During the course of incorporating the Rothschild Collection of birds with the general collection of the American Museum of Natural History, an attempt was made to arrive at a natural arrangement for each family or other unit. This often led to rather detailed studies or to intensive efforts to determine the correct position of difficult genera. A number of publications growing from these studies are included in the bibliography (see titles by Amadon, Chapin, Delacour, Mayr, Vaurie, and Zimmer). They relate primarily to Old World families not yet included in Peters' "Check-list" for which no authoritative list exists comparable to Hellmayr's for the New World.

The principal purpose of this paper is to give these findings more general expression. We have of course incorporated the work of others whenever known to us and have included the non-passerine groups, although few changes are made from the now wellestablished sequence of Wetmore (1934, followed by Peters). Indeed we have throughout attempted to make no changes from the established sequence except when they are clearly indicated by recent evidence. Occasion is taken to give a corrected count of species in each family of birds; such a count proved a useful feature of a previous paper by the senior author (Mayr, 1946).
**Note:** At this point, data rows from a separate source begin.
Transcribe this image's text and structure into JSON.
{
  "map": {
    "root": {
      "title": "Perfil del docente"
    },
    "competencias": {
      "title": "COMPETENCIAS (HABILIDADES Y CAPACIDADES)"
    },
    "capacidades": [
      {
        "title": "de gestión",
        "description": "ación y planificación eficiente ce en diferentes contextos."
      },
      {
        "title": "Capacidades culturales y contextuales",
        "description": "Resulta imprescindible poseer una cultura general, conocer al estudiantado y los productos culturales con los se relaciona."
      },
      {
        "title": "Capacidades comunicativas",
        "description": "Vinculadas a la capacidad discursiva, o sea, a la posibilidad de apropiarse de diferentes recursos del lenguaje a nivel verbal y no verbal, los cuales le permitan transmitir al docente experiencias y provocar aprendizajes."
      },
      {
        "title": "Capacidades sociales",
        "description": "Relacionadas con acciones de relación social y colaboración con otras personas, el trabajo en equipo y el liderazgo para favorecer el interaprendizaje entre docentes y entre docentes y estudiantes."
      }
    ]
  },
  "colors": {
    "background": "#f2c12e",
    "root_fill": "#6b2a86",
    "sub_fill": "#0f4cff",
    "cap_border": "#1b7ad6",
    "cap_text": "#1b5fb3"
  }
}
As a result of various discoveries and recent revisions the total number of species in the present list is 8590 as compared with 8616 in the previous one. The change within five years amounts to less than one-half of one per cent. Because of the large number of insular forms of doubtful status, the number of species of birds will always remain an estimate. The final figure may vary by several hundreds either way, depending on the point of view of the enumerator. The five "species" of Todus or the three of Rynchops, for example, might be considered races just as have the former "species" of Anhinga. Further study of continental forms, on the other hand, often gives clear-cut answers as to the racial or specific status of forms previously of dubious status. The result of the two recent counts indicates, however, that the final figure will be within 2 per cent of 8600. For all practical purposes this figure will be satisfactory as a very close approach to the actual number of species of living birds.